João Almeida não quer pois ser o único a ter de responder aos ataques, como aconteceu na etapa de terça-feira, quando foi atrás do espanhol Pello Bilbao e quando confrontado se hoje é dia para atacar os adversários garantiu: “Não tenho intenção de fazê-lo, só vou dar tudo para defender a liderança”, disse. Mas todos os segundos contam e se o ciclista da Deceuninck-Quick-Step poder dilatar de novo a vantagem porque não?
Certo é que o camisola rosa espera para a etapa de hoje, com 204 quilómetros, e muitas contagens de montanha, movimentações dos que estão atrás de si. “Vão tentar qualquer coisa, num dia com muito sobe e desce. Vamos ver como estarão as pernas. Acho que não vão atacar na última subida, vai ser antes. Será um teste de força.”

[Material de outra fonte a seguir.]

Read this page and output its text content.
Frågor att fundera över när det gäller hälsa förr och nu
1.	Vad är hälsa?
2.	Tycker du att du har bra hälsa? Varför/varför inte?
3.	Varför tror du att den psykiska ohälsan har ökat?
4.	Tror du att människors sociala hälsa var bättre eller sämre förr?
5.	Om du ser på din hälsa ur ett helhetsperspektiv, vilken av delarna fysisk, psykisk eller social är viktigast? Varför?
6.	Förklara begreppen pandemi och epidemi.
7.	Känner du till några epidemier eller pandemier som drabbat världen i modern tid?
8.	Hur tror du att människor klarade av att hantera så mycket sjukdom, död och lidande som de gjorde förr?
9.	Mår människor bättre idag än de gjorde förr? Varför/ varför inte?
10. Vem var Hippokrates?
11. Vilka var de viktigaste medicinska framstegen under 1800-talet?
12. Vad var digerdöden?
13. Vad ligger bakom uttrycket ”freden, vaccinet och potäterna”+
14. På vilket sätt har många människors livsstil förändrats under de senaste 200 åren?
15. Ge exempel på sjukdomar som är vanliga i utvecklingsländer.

Sobre a etapa de ontem, controlada pelas equipas dos sprinters, incluindo a Deceuninck-Quick-Step, Almeida lamentou que o colombiano Álvaro José Hodeg não conseguisse dar a primeira vitória à equipa na edição deste ano. É que, recorde-se, o ciclista português comanda a Volta a Itália desde o final da terceira etapa, que terminou no, mas sem ter ganho qualquer etapa. Já foi segundo uma vez e terceiro por duas.